= George Chiweshe =

Retired Brigadier General George Mutandwa Chiweshe (born June 5, 1953) was once the Chairperson of the Zimbabwe Electoral Commission. He was born in family of four. One of his brothers passed on and he has one surviving brother and elder sister who lives in Mutare. Justice Chiweshe left ZEC to become High Judge and rose to be the High court Judge President. He was in recent years appointed as a Supreme Court Judge by President Mnangagwa.

==Biography==
He was born in the Mazowe district of Mashonaland Central, just northeast of Harare. Chiweshe attended Tendayi Primary School in 1961 and subsequently Fletcher Secondary School in 1969. Chiweshe obtained his law degree at the University of Zimbabwe in 1988.

Chiweshe joined ZANLA in 1975 after fleeing from the then University of Rhodesia as a law student. He trained in Mozambique. Chiweshe deputised the retired Zimbabwe National Army General Constantine Dominic Guvheya Nyikadzino Chiwenga; and commanded to the likes of the late Zimbabwean hero Brigadier General Charles Tigwe Gumbo. His nom de guerre was "Yasser Arafat." Chiweshe rose through the ranks to political commissar. After independence, Chiweshe joined the Ministry of Justice as a prosecutor in 1980 and became a magistrate three years later. He later joined the Zimbabwe National Army in April 1983 as a major and rose through the ranks from Major to Brigadier General (Judge Advocate General) in 1996. Chiweshe retired from the army in April 2001 after being appointed to the bench by President Robert Gabriel Mugabe.

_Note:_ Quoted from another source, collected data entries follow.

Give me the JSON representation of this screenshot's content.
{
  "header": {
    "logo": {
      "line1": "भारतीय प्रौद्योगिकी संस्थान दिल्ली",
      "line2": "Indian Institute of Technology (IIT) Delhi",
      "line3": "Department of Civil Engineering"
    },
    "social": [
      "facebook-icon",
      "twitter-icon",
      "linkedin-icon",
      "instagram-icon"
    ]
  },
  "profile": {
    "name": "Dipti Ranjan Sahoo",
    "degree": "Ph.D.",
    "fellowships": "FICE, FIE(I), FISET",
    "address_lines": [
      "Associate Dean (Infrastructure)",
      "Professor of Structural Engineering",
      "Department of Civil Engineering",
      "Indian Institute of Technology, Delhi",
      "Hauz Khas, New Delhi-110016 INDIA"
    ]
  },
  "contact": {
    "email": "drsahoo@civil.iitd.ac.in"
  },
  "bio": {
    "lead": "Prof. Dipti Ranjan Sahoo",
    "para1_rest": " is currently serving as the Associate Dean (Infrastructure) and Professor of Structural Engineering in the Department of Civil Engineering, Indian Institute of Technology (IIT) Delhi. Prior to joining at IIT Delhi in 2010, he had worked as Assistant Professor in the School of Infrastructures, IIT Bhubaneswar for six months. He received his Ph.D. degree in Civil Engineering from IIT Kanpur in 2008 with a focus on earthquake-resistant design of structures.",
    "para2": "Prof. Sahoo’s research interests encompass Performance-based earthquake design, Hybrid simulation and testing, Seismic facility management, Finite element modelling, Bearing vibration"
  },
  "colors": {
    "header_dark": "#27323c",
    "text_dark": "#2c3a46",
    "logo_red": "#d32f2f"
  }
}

In September 2004 Chiweshe was appointed Chairman of the Delimitation Commission of Zimbabwe by Mugabe, a move that was criticised by the opposition Movement for Democratic Change as a ploy by ZANU PF to rig the March 2005 parliamentary elections. In January 2005, Chiweshe was appointed Chairman of the new Zimbabwe Electoral Commission (a body that supervises and co-ordinates all elections in Zimbabwe), where he presently serves.

Since 2005, he is placed on the United States sanctions list.

In May 2010, President Mugabe swore in George Chiweshe, former chairman of the Zimbabwe Electoral Commission as Judge President. This appointment brought about massive protests by the Movement for Democratic Change (MDC) led by former Prime Minister the late Morgan Richard Tsvangirai.